I’m sad there isn’t more information about the choice of buttons on the specific case of stickless arcade thing.
(For example, @dfyb has chosen to go the screw-in buttons instead of the snap-ins, I wonder why)

He used screw-ins because Tupperware!!!

Button choice is very subjective per user, you’re better off getting a bunch of different ones, and seeing what feels good to you after playing for 1~2 hours on them. Hence going cheap on the case until you are happy with the layout and buttons to use.

I prefer screw ins because it allows flexibility in the the thickness of the panel. When I built my hitbox I used a metal panel plus thick plexi, which made for a sturdy top panel. But the combination was too thick to support snap ins, screw in however fit just fine.

Here is how my hitbox turned out:

buyproduct: nice work. Do you have link to how you build it? Or can you build one for me with slightly different button layout.


This thing is:
14x 24mm pushbuttons (I wanted an actual home button)
1x 30mm pushbutton
1x PS360+
15x wires with .110" qcd
1x ground wire
4x pcb feet
1x 18" USB cable
1x Neutrik USB thing
1x case from Art’s Hobbies
1x 10’ USB cable

To assemble this, I needed a wire stripper/cutter, a normal-sized Phillips head screwdriver (for case screws), a really small Phillips head screwdriver (for the Neutrik screws), and a really small flathead screwdriver (for the PS360+ terminals). I didn’t need a crimping tool because the cables already had quick disconnects on them. Great. I think this thing is like super easy to build. I can’t offer much advice on these parts vs. other parts. Good luck!

If you care about other consoles, you should use RJ-45 instead of USB, as noted in the OP.

Is there a particular reason you’d want an actual home button? Did you experienced any issue in the past with the software way to do it?

System menu navigation

Either way works. It’s preference and/or build/modification limitation based. Example: The MC Fightstick Pro has a dedicated button for Start and Select. The home button has it’s own PCB in addition to the main PCB. If you wanted to bypass the Fightstick Pro’s PCB’s, the software Start+Select=Home lets you use the existing button layout without needing to add a third 24mm button or wire into the existing Home button’s PCB.
It’s just there if you want or need it. :slight_smile:

I haven’t had any problem with the S+S=H shortcut. I just wanted a home button.

Why would anyone want 24mm buttons for hitbox buttons? They are definitely stiffer than the usual 30mm buttons.
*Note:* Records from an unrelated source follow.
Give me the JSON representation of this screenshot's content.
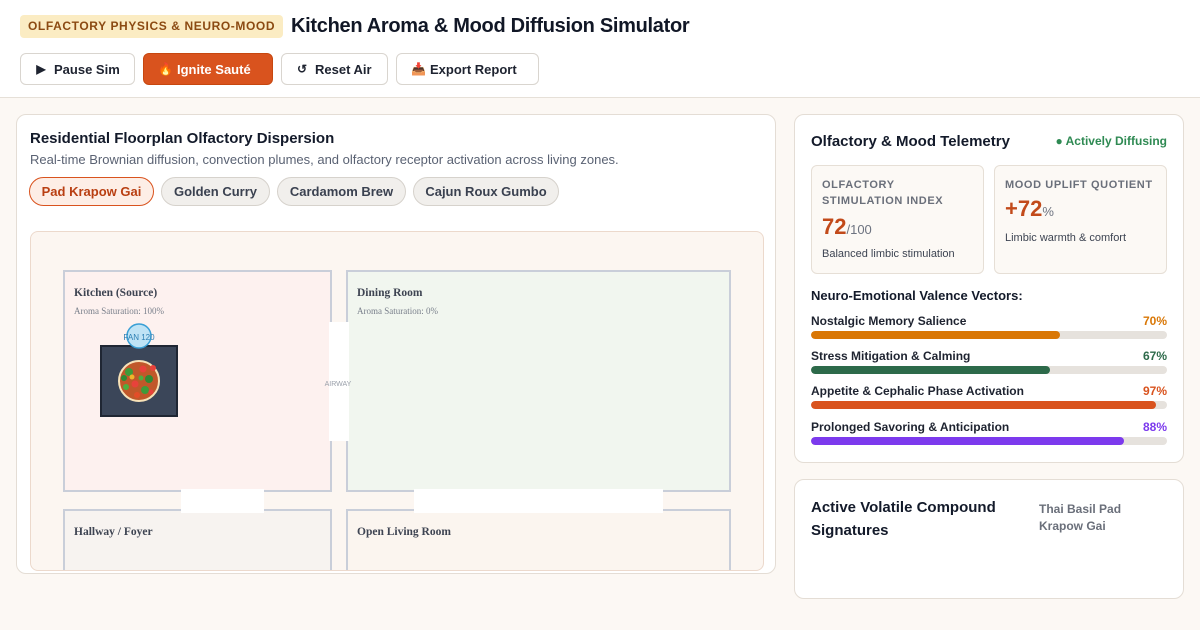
{
  "header": {
    "badge": "OLFACTORY PHYSICS & NEURO-MOOD",
    "title": "Kitchen Aroma & Mood Diffusion Simulator"
  },
  "toolbar": [
    {
      "label": "Pause Sim",
      "icon": "play-icon",
      "glyph": "▶"
    },
    {
      "label": "Ignite Sauté",
      "icon": "fire-icon",
      "glyph": "🔥"
    },
    {
      "label": "Reset Air",
      "icon": "reset-icon",
      "glyph": "↺"
    },
    {
      "label": "Export Report",
      "icon": "export-icon",
      "glyph": "📥"
    }
  ],
  "floorplan": {
    "title": "Residential Floorplan Olfactory Dispersion",
    "subtitle": "Real-time Brownian diffusion, convection plumes, and olfactory receptor activation across living zones.",
    "recipes": [
      "Pad Krapow Gai",
      "Golden Curry",
      "Cardamom Brew",
      "Cajun Roux Gumbo"
    ],
    "active_recipe_index": 0,
    "rooms": [
      {
        "name": "Kitchen (Source)",
        "saturation": "Aroma Saturation: 100%"
      },
      {
        "name": "Dining Room",
        "saturation": "Aroma Saturation: 0%"
      },
      {
        "name": "Hallway / Foyer"
      },
      {
        "name": "Open Living Room"
      }
    ],
    "fan_label": "FAN 120",
    "airway_label": "AIRWAY"
  },
  "telemetry": {
    "title": "Olfactory & Mood Telemetry",
    "status": "● Actively Diffusing",
    "metrics": [
      {
        "label": "OLFACTORY STIMULATION INDEX",
        "value": "72",
        "unit": "/100",
        "desc": "Balanced limbic stimulation"
      },
      {
        "label": "MOOD UPLIFT QUOTIENT",
        "value": "+72",
        "unit": "%",
        "desc": "Limbic warmth & comfort"
      }
    ],
    "vectors_title": "Neuro-Emotional Valence Vectors:",
    "vectors": [
      {
        "name": "Nostalgic Memory Salience",
        "pct": "70%",
        "value": 70,
        "color": "#d97706"
      },
      {
        "name": "Stress Mitigation & Calming",
        "pct": "67%",
        "value": 67,
        "color": "#2d6a4a"
      },
      {
        "name": "Appetite & Cephalic Phase Activation",
        "pct": "97%",
        "value": 97,
        "color": "#d9531e"
      },
      {
        "name": "Prolonged Savoring & Anticipation",
        "pct": "88%",
        "value": 88,
        "color": "#7c3aed"
      }
    ]
  },
  "voc": {
    "title": "Active Volatile Compound Signatures",
    "recipe": "Thai Basil Pad Krapow Gai"
  }
}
I own a PS3 hitbox but always wished it had larger buttons. Ergonomic placement of the buttons really shouldn’t be priority. In order to double-tap properly, you have to move your two fingers around anyway, so button layout doesn’t really matter. Also, double tapping on smaller buttons so tightly packed and you have a higher chance of hitting the other buttons. The furthest you’d have to stretch is pressing four buttons in a row and the thumb button, but that’s not very far and doable for most hands. I would suggest 30mm buttons.

Well, not everyone double taps and in some games double tapping is actually detrimental. As for the size of buttons, you want them small because you don’t want to move your hand. Its more like typing than piano playing.

For what it’s worth, I built one with a 360 pad pcb, and when I press left and right at the same time on windows, it inputs down+back. Not sure why, but if it’s like that on consoles then I can’t imagine that being against any rules. Up+down gives no input.

Also, you can put some dirt cheap buttons in for start, select, and home. It’s not like they are gonna wear out. I used OBSCs with silence pads for the main buttons and the work pretty awesome. Worth the extra $2 imo.

It sounds like you’re doing everything right, so you’re in for a real treat. I love mine.